Die Form des Gedichts ist regelmäßig, mit vier Versen pro Strophe, was einen steten Fluss und Rhythmus erzeugt, der den Charakter der Erinnerungen und das allmähliche Erkennen der Wahrheit unterstreicht. Die verwendete Sprache ist bildhaft und emotional, perfekt geeignet, um sowohl die Freude und Unbeschwertheit der Kindheit als auch den Schmerz und die Verwüstung nach der Konfrontation mit der Wahrheit auszudrücken. Ironischerweise versteckt sich diese schwer zu greifende Wahrheit hinter der sorglosen Kindheit und der idyllischen Landschaft, die schließlich als falsch und trügerisch enttarnt wird.

Zusammenfassend lässt sich sagen, dass Eichendorff in „Die falsche Schwester“ die komplexen Gefühle von Verlust, Betrug und Schuld in einfacher, aber dennoch emotionaler Sprache ausdrückt. Jede Strophe erhöht die Intensität der Emotionen, bis das lyrische Ich schließlich von der tiefen Trauer überwältigt wird, die durch die Konfrontation mit einer bitteren Realität hervorgerufen wurde.

Weitere Informationen

Das Gedicht „Die falsche Schwester“ stammt aus der Feder des Autors bzw. Lyrikers Joseph von Eichendorff. Im Jahr 1788 wurde Eichendorff geboren. Im Zeitraum zwischen 1804 und 1857 ist das Gedicht entstanden. Von der Entstehungszeit des Gedichtes bzw. von den Lebensdaten des Autors her lässt sich das Gedicht der Epoche Romantik zuordnen. Bei Eichendorff handelt es sich um einen typischen Vertreter der genannten Epoche.

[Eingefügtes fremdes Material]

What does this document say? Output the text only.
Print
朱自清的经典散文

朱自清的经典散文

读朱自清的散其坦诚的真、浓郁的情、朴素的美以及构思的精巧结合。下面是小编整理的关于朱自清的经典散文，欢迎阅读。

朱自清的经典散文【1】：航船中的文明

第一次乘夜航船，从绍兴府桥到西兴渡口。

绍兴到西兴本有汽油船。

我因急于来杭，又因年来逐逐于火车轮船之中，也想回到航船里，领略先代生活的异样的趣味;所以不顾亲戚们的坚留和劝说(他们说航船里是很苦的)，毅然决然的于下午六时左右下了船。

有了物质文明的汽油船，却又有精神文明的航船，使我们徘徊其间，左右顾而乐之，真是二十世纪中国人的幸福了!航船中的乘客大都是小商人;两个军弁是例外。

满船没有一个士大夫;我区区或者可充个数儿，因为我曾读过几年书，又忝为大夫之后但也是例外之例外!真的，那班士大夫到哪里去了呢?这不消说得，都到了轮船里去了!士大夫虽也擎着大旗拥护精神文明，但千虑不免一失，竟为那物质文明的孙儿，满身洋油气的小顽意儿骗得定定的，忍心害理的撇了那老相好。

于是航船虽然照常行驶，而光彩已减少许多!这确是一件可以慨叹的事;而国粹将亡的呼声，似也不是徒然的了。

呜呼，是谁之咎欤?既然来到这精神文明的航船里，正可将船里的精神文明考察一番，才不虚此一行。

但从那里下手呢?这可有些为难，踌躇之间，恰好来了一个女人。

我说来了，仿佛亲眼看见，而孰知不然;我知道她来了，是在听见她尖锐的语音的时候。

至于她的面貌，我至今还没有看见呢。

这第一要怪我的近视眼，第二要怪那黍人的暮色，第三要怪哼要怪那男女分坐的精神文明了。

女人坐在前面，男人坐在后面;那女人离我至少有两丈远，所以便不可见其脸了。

Der Romantik vorausgegangen waren die Epochen der Weimarer Klassik und der Aufklärung. Die Literaturepoche der Romantik ist zeitlich vom Ende des 18. Jahrhunderts bis weit in das 19. Jahrhundert hinein einzuordnen. Besonders auf den Gebieten der bildenden Kunst, der Musik und der Literatur hatte diese Epoche Auswirkungen. Die Literaturepoche der Romantik (ca. 1795–1848) lässt sich in Frühromantik (bis 1804), Hochromantik (bis 1815) und Spätromantik (bis 1848) aufgliedern. Die Literaturepoche der Romantik entstand in Folge politischer Krisen und gesellschaftlicher Umbrüche. Im gesamten Europa fand ein Übergang von der feudalen zur bürgerlichen Gesellschaft statt. Gleichzeitig bildete sich ein bürgerliches Selbstbewusstsein heraus. Industrialisierung und technologischer Fortschritt sind prägend für diese Zeit. Als Merkmale der Romantik sind die Verklärung des Mittelalters, die Weltflucht, die Hinwendung zur Natur, die Betonung subjektiver Gefühle und des Individuums, der Rückzug in Fantasie- und Traumwelten oder die Faszination des Unheimlichen zu benennen. Wichtige Symbole sind die Blaue Blume oder das Spiegel- und Nachtmotiv. Strebte die Klassik nach harmonischer Vollendung und gedanklicher Klarheit, so ist die Romantik von einer an den Barock erinnernden Maß- und Regellosigkeit geprägt. Die Romantik begreift die schöpferische Phantasie des Künstlers als unendlich. Zwar baut sie dabei auf die Errungenschaften der Klassik auf. Deren Ziele und Regeln möchte sie aber hinter sich lassen.

Das vorliegende Gedicht umfasst 109 Wörter. Es baut sich aus 5 Strophen auf und besteht aus 20 Versen. Weitere bekannte Gedichte des Autors Joseph von Eichendorff sind „Auch ein Gedicht?“, „Der Isegrimm“ und „Der verliebte Reisende“. Auf abi-pur.de liegen zum Autor des Gedichtes „Die falsche Schwester“ weitere 395 Gedichte vor.